# 4th of July



## fishing0422 (Sep 11, 2007)

So, somehow I have been elected to make all the plans and arrangements for our 1st annual friends and family camping trip over the 4th of July. I have camped in many different places around the state and have suggested that with gas prices and what not we stay within 2 hours each way. We really wanted to head up the BCC but they wont allow our kid I mean dog up there. So, wise gents of the forum, where would you recommend that I take 2-3 families that is close enough to avoid a huge gas bill but still far enough away to be a get away. And the kicker and the reason why I am posting it in this forum, I don't have the boat yet but I really need a killer spot where the wife can MAYBE get into some fishes. 

Thanks in advance. 

P.S. Only 16 more posts to go!!


----------



## Nor-tah (Dec 16, 2007)

Ha ha nice! Where do you live so we can tell what is two hours away?


----------



## fishing0422 (Sep 11, 2007)

Are you trying to stalk me?!

My bad! I'm sorry, I'm nestled here in the SL valley in Murray.


----------



## rugerdogdog (Nov 18, 2007)

I'm thinking Deer Creek, I think they are still catching from the shore. Or Silver Flat Lake if you have vehicles and people comfortable with the long steep dirt road. Either place, or any place, within 2 hrs of SLC will be PACKED on the 4th though.


----------



## .45 (Sep 21, 2007)

Rockport has some pretty decent campgrounds...and, of course, shore fishing or boat fishing isn't too bad. 
Friday nights are kinda weird sometime's though....one campground will have big pallet fire's and loud 'drum' music, and people dancing like this.... /**|**\ /**|**\ /**|**\ 

All in all, it's not a place to camp !!


----------



## orvis1 (Sep 7, 2007)

East canyon might be a good option they have rv camping w/hookups, a state park campground, and yurts you can rent. I have also been reading reports of good fishing there as well. But you are likely to run into crowds with that short of a drive out of SLC.


----------



## fishing0422 (Sep 11, 2007)

Is there a number that I need to call to ensure reservations or should I just show up and see how it goes? Is there any good camping up at Strawberry? 
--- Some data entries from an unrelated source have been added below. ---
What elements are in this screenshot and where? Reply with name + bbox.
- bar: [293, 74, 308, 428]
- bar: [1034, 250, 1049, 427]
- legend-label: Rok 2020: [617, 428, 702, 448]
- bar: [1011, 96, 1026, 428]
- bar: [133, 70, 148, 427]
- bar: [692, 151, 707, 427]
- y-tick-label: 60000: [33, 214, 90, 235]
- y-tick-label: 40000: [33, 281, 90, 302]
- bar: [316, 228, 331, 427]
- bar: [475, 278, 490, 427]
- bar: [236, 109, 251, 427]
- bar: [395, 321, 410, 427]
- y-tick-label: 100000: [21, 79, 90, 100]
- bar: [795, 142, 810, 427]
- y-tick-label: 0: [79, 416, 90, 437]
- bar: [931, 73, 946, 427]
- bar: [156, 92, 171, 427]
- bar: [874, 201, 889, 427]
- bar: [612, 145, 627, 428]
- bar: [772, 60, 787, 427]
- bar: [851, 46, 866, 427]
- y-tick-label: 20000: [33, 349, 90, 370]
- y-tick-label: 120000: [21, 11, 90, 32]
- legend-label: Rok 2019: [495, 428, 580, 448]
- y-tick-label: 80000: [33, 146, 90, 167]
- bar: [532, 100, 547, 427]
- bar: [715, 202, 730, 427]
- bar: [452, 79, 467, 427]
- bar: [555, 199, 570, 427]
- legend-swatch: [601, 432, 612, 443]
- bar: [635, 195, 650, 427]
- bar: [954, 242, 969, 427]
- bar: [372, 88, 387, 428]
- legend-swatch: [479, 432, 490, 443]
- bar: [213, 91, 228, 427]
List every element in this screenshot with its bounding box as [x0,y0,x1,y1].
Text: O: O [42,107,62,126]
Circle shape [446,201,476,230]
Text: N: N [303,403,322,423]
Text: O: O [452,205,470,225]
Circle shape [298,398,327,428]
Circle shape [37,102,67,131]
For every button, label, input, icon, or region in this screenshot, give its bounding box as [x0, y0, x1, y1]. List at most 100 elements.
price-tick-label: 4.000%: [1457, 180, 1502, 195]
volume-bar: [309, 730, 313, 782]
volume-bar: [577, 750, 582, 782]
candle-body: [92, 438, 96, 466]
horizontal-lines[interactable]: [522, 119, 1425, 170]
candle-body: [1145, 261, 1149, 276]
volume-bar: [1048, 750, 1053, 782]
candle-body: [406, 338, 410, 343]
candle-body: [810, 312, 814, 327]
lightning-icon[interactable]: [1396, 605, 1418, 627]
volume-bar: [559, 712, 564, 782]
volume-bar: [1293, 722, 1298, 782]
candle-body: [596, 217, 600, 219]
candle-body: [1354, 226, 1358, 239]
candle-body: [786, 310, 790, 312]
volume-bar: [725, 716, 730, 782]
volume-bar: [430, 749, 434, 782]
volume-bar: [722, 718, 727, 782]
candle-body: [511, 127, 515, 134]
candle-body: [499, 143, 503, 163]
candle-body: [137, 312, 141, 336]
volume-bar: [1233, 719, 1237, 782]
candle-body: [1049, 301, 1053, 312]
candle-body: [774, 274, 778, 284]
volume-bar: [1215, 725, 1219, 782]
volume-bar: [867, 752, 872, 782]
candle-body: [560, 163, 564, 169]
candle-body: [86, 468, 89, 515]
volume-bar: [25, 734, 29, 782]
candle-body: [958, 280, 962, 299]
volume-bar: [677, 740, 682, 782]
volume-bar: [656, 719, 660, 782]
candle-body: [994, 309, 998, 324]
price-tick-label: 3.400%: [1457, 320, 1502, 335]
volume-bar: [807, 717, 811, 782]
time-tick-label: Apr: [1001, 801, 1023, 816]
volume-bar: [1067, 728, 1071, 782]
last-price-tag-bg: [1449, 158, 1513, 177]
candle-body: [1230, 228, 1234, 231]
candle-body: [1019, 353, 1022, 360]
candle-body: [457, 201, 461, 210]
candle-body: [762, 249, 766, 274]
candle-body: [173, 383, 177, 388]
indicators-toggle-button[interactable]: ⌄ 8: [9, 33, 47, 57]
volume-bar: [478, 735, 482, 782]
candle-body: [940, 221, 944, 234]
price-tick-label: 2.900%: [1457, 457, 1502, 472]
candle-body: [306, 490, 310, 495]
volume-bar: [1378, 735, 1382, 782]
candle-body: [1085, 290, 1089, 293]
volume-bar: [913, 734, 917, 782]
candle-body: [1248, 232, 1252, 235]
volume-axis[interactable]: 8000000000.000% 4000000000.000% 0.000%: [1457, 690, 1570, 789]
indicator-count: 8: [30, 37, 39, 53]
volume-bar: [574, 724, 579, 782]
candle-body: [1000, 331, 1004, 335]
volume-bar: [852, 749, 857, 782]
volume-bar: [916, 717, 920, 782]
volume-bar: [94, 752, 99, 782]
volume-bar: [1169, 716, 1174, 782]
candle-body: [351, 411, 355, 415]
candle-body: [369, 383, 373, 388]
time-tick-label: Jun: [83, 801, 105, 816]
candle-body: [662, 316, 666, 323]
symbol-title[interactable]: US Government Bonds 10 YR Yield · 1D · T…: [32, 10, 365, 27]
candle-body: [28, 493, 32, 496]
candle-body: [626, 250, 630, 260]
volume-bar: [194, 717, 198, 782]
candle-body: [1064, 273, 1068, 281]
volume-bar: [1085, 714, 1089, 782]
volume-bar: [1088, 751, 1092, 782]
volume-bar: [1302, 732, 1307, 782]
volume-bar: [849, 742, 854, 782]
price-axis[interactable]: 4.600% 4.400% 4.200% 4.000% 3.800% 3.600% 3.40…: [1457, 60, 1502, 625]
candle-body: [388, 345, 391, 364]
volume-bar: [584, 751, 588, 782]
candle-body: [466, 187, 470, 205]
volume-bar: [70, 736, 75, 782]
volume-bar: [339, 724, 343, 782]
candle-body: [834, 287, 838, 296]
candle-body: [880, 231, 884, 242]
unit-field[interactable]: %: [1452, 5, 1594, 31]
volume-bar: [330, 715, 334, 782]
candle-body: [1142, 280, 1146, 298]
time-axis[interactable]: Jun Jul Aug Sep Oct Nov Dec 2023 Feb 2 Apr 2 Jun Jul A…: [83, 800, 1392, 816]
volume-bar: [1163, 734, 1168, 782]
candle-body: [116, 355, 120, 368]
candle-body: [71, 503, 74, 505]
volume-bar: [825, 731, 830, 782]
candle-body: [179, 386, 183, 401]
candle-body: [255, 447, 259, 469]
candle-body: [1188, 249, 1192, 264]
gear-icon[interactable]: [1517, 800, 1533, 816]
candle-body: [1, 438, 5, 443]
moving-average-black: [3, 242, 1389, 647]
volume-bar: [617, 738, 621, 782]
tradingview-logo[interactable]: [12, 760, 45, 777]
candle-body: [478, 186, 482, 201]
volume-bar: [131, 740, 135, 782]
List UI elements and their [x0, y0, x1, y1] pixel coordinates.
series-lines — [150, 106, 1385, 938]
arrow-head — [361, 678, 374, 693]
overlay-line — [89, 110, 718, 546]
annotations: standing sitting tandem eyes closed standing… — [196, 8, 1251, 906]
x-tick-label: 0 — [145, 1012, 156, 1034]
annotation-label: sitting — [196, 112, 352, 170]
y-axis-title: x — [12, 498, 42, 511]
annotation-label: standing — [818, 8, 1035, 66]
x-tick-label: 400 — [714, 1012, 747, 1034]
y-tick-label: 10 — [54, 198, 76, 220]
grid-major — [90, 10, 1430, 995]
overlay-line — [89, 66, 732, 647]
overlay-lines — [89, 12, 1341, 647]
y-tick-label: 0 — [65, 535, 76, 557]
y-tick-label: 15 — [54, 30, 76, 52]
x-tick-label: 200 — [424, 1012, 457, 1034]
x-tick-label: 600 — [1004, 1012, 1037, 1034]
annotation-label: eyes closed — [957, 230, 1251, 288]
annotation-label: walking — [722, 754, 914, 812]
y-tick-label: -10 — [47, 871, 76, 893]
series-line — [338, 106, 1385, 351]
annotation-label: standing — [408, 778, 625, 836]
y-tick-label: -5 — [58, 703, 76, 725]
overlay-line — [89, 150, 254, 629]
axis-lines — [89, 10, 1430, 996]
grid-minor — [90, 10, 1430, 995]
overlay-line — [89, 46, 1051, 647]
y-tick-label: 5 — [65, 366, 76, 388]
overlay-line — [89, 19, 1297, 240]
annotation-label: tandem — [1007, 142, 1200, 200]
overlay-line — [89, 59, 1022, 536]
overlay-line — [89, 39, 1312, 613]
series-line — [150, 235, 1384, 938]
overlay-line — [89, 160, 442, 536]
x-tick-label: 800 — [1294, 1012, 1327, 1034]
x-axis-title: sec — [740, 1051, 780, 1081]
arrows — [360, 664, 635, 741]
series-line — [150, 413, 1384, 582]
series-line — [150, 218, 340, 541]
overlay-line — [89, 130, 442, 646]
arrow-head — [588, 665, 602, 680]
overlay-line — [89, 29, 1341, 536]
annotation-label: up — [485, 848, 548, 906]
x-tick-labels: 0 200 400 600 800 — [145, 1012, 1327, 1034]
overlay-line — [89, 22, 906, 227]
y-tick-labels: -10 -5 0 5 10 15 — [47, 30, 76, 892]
Sorry if the questions seem lame but I am sure you guys will have the answers.


----------



## Nor-tah (Dec 16, 2007)

I have never been but a good option may be smith and morehouse. I know they have a cap on their camping so it cant be TOO busy. It is beautiful. I'm sure there are willing fish and I bet its about 1.5 from your house. Give em a call and see if they are open.


----------



## BROWN BAGGER (Sep 13, 2007)

how about causy res., or smithmorehouse.


----------



## .45 (Sep 21, 2007)

Here is a link to the Utah State Parks....

http://stateparks.utah.gov/

I don't believe you'll find a State Park at Strawberry, not sure about Smith & Moorehouse...I would be calling ASAP !!


----------



## schaueelab (Dec 30, 2007)

strawberry has lots of campgrounds.... it also has lots of "non-campsites" free of charge....that can fit big groups only thing is you have to take a short drive to the bathrooms.....but very worth it for the shade in the trees....


----------



## Grandpa D (Sep 7, 2007)

Mirror or Trial Lakes above Kamas are nice.
One thing to remember is that all camping grounds will be very busy on the holiday weekend.


----------



## Chaser (Sep 28, 2007)

I was going to say Smith and Morehouse also, but I bet the sites are all reserved.   
There are lots of areas up by the Berry to camp, but I would venture a guess at it being super busy up there.


----------



## metal_fish (Mar 19, 2008)

You could go to payson lakes and camp!
Just lots of peoples....


----------



## fishing0422 (Sep 11, 2007)

Everywhere is full just in case anyone was wondering. There are only walk ins available and I don't know how much I want to leave my weekend hanging in the balance but I guess thats what happens when you get things tossed on you last minute!

Best of luck to anyone else out there trying to camp over the 4th!


----------